Tous ces pauvres habitans, sans montrer nul déplaisir ni regret de la ruine de leurs maisons, mirent les premiers la main à l’œuvre : chacun accourt à la besogne. Il ne fut jamais qu’il n’y eût plus de quatre mille âmes au travail, et me fut montré par des gentishommes siennois un grand nombre de gentils-femmes, portant des paniers sur leur tête, pleins de terre. Il ne sera jamais, dames siennoises, que je n’immortalise votre nom, tant que le livre de Montluc vivra : car, à la vérité, vous êtes dignes d’immortelle louange, si jamais femmes le furent ! Au commencement de la belle résolution que ce peuple fit de défendre sa liberté, toutes les dames de la ville de Sienne se départirent en trois bandes : la première était conduite par la signora Forteguerra, qui était vêtue de violet, et toutes celles qui la suivaient aussi, ayant son accoutrement en façon d’une nymphe, courte et montrant le brodequin ; la seconde était la signora Piccolhuomini, vêtue de satin incarnadin, et sa troupe de même livrée ; la troisième était la signora Livia Fausta, vêtue toute de blanc, comme aussi était sa suite avec son enseigne blanche. Dans leurs enseignes elles avaient de belles devises : je voudrais avoir donné beaucoup et m’en ressouvenir.
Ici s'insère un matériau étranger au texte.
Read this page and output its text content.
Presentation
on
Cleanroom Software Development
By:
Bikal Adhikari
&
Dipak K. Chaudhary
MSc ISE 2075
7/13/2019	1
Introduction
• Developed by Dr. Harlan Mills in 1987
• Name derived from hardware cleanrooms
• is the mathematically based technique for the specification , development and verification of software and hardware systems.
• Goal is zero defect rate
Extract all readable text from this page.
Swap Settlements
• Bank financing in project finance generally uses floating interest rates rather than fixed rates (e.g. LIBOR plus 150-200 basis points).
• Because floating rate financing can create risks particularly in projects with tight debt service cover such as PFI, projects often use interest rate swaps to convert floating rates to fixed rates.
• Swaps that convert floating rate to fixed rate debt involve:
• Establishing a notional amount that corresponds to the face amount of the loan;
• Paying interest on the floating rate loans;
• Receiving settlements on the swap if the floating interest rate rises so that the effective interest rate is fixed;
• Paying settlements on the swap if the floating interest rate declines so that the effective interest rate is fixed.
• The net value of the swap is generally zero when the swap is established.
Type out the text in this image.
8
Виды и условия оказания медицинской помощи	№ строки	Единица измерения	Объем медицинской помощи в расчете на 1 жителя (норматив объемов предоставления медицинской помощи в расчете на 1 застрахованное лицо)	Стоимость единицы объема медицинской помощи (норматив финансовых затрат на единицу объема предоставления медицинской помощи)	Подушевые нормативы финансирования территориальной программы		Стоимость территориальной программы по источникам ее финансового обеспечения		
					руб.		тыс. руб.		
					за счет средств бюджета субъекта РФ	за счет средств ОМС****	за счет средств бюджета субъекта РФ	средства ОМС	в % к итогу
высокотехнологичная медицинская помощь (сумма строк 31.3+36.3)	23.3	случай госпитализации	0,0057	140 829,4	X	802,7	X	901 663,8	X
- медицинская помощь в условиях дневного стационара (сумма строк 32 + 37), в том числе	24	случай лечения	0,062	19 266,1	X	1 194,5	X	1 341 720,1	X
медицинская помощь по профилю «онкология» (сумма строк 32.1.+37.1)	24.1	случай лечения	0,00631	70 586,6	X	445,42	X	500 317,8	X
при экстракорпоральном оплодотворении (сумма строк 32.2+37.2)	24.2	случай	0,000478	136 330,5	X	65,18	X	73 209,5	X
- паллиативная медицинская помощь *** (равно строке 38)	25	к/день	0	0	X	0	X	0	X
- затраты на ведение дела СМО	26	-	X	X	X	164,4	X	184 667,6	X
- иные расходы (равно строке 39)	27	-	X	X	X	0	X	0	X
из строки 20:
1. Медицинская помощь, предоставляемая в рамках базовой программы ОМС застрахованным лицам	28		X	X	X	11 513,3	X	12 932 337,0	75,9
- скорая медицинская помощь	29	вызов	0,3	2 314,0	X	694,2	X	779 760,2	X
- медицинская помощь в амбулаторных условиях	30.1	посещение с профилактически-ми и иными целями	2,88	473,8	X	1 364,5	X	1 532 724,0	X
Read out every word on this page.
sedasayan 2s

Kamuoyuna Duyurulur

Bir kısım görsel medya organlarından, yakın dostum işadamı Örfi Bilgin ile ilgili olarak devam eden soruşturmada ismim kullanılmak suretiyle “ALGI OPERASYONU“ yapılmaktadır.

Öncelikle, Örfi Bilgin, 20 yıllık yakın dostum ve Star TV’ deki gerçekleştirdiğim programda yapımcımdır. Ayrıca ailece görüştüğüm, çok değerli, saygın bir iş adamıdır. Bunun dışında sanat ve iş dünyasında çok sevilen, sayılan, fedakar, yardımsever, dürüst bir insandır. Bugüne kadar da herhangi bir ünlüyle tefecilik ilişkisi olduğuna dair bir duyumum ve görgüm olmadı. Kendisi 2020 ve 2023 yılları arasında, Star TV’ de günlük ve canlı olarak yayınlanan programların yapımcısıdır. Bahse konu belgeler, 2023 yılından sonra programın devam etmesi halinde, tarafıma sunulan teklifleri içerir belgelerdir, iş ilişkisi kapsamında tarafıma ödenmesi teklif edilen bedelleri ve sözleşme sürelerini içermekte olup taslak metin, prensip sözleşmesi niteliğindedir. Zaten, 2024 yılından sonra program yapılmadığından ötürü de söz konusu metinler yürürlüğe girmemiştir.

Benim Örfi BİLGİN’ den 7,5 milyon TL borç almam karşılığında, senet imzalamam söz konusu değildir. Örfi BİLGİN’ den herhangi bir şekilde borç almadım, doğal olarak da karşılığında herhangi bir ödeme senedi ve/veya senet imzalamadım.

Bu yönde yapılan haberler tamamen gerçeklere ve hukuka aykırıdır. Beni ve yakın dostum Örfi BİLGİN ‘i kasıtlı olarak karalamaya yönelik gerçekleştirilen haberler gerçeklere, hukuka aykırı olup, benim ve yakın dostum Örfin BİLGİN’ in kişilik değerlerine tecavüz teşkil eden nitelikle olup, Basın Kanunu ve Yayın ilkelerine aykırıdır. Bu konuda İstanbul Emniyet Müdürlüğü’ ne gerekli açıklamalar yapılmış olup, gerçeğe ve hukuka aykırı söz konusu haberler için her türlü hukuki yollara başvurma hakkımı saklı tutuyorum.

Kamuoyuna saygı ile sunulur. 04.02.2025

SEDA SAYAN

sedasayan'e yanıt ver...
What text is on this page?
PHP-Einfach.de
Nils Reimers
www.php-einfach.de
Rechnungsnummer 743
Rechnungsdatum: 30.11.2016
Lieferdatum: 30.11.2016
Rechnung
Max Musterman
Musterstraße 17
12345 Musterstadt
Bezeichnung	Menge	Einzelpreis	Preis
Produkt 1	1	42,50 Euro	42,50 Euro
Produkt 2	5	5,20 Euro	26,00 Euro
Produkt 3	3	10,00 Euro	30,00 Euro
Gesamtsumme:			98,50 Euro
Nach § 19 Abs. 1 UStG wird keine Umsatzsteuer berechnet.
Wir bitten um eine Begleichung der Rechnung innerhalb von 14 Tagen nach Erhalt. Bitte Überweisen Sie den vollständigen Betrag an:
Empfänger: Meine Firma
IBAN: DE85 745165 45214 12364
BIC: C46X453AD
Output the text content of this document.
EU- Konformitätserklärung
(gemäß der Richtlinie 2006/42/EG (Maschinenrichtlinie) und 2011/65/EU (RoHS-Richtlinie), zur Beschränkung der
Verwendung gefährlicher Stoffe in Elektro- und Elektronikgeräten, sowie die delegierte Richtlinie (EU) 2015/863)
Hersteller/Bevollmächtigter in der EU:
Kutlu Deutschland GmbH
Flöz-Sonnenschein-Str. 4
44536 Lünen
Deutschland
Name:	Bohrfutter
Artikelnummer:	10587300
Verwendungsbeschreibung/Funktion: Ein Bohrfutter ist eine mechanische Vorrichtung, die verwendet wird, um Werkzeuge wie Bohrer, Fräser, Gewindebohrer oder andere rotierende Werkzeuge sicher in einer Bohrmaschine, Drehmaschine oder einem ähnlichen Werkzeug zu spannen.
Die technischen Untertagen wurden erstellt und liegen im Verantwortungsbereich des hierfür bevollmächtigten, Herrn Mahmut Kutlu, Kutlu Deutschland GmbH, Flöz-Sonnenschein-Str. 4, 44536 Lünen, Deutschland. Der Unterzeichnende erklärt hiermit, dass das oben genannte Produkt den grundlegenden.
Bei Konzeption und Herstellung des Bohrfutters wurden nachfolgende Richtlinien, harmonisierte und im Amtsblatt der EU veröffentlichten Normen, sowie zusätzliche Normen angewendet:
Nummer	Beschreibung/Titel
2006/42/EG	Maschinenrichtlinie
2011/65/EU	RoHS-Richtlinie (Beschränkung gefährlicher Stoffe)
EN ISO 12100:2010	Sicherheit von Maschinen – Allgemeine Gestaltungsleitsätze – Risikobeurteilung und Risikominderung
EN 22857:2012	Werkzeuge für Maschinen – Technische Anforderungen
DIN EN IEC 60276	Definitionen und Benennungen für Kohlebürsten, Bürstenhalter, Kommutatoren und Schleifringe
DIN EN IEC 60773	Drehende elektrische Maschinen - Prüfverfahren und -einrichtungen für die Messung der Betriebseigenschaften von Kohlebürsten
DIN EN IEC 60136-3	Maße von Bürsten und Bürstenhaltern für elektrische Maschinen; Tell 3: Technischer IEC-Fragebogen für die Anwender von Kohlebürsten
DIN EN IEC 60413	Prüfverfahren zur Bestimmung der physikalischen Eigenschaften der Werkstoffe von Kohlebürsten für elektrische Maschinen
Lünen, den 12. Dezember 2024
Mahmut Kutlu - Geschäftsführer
Ces trois escadrons étaient composés de trois mille dames, gentils-femmes ou bourgeoises : leurs armes étaient des pics, des pelles, des hottes, et des fascines ; et, en cet équipage, firent leur montre et allèrent commencer les fortifications. Monsieur de Termes, qui m’en a souvent fait le compte (car je n’y étais encore arrivé), m’a assuré n’avoir jamais vu de sa vie chose si belle que celle-là ; je vis leurs enseignes depuis. Elles avaient fait un chant à l’honneur de la France, lorsqu’elles allaient à leur fortification ; je voudrais avoir donné le meilleur cheval que j’aie, et avoir ce chant pour le mettre ici.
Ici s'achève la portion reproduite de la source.